Hidden Treasure stands to enhance faith journeys amongst Catholic, and conservative, Christian audiences.
Peter Aiello’s Hidden Treasure: Biblical Higher Power Spirituality for Inner Peace and Strength is a work of Christian apologetics that offers some insight into traditional Christian teachings.
Hidden Treasure argues that there is a strong difference between current Christian practice and the practices found in the Bible. It pushes back against practices that are not biblical, arguing that the truest faith expressions of the Bible were lost due to the passage of time and to human failings. Two thousand years of Christian writing and history, it argues, can be a barrier to understanding true expression of faith.

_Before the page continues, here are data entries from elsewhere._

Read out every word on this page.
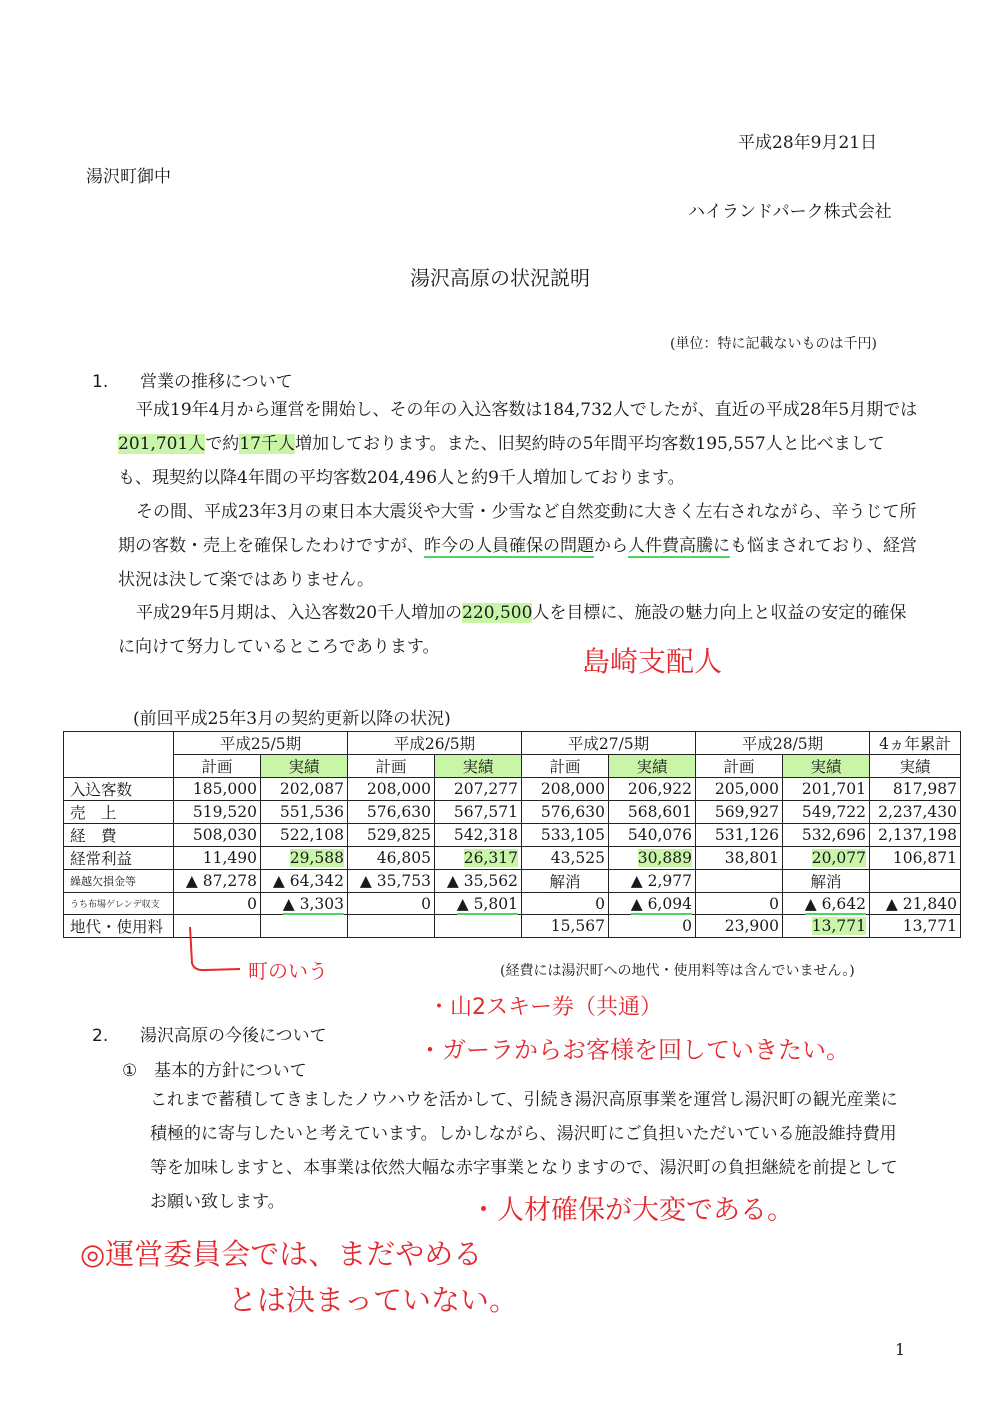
平成28年9月21日
湯沢町御中
ハイランドパーク株式会社
湯沢高原の状況説明
(単位：特に記載ないものは千円)
1. 営業の推移について
平成19年4月から運営を開始し、その年の入込客数は184,732人でしたが、直近の平成28年5月期では201,701人で約17千人増加しております。また、旧契約時の5年間平均客数195,557人と比べましても、現契約以降4年間の平均客数204,496人と約9千人増加しております。
その間、平成23年3月の東日本大震災や大雪・少雪など自然変動に大きく左右されながら、辛うじて所期の客数・売上を確保したわけですが、昨今の人員確保の問題から人件費高騰にも悩まされており、経営状況は決して楽ではありません。
平成29年5月期は、入込客数20千人増加の220,500人を目標に、施設の魅力向上と収益の安定的確保に向けて努力しているところであります。	島崎支配人
(前回平成25年3月の契約更新以降の状況)
	平成25/5期		平成26/5期		平成27/5期		平成28/5期		4ヵ年累計
	計画	実績	計画	実績	計画	実績	計画	実績	実績
入込客数	185,000	202,087	208,000	207,277	208,000	206,922	205,000	201,701	817,987
売　上	519,520	551,536	576,630	567,571	576,630	568,601	569,927	549,722	2,237,430
経　費	508,030	522,108	529,825	542,318	533,105	540,076	531,126	532,696	2,137,198
経常利益	11,490	29,588	46,805	26,317	43,525	30,889	38,801	20,077	106,871
繰越欠損金等	▲ 87,278	▲ 64,342	▲ 35,753	▲ 35,562	解消	▲ 2,977		解消	
うち布場ゲレンデ収支	0	▲ 3,303	0	▲ 5,801	0	▲ 6,094	0	▲ 6,642	▲ 21,840
地代・使用料					15,567	0	23,900	13,771	13,771
町のいう	(経費には湯沢町への地代・使用料等は含んでいません。)
・山2スキー券（共通）
・ガーラからお客様を回していきたい。
2. 湯沢高原の今後について
① 基本的方針について
これまで蓄積してきましたノウハウを活かして、引続き湯沢高原事業を運営し湯沢町の観光産業に積極的に寄与したいと考えています。しかしながら、湯沢町にご負担いただいている施設維持費用等を加味しますと、本事業は依然大幅な赤字事業となりますので、湯沢町の負担継続を前提としてお願い致します。	・人材確保が大変である。
◎運営委員会では、まだやめる
とは決まっていない。
1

As a corrective, it describes a “biblical spirituality,” which largely involves taking a more literal and fundamentalist approach to reading the Bible. In the process, the book covers a standard range of theological topics, including original sin, Christian freedom, the church, and the sacraments, with varying degrees of success.
Along the way, the book also lightly traces the author’s own spiritual development. Such sections are by far the most interesting parts of the book. Aiello describes his experiences growing up in a Catholic home, where he learned to question some of the traditional church leadership and teaching. He also offers a glimpse of a moving spiritual moment on a San Fransisco street. These explorations of how the author came to understand his own faith expressions are presented as an evangelical tool for finding the right way to God.
Second-person perspective helps make the text approachable. Ideas are presented clearly, following a predictable pattern: human failing, biblical solution, and more general biblical spirituality corrective. Commentaries, reference works, and the Bible itself are all drawn from to discuss important issues, though sometimes these approaches are too simplistic. Clunky prose and convoluted arguments sometimes inhibit the text.
The book uses a wide range of papal encyclicals that add useful context to its arguments, expanding its ideas and moving it beyond a personal faith testimony. Elements of Eastern spirituality are also explored, which helps open up the work to other audiences.
Hidden Treasures uses the Holy Spirit as its main actor, instead of God or Jesus—a deviation from most trinitarian approaches. This leads to unresolved tension between the traditions that the book criticizes and the traditions it depends upon.
Hidden Treasure stands to help with the exploration and enhancement of faith journeys amongst Catholic, and conservative, Christian audiences.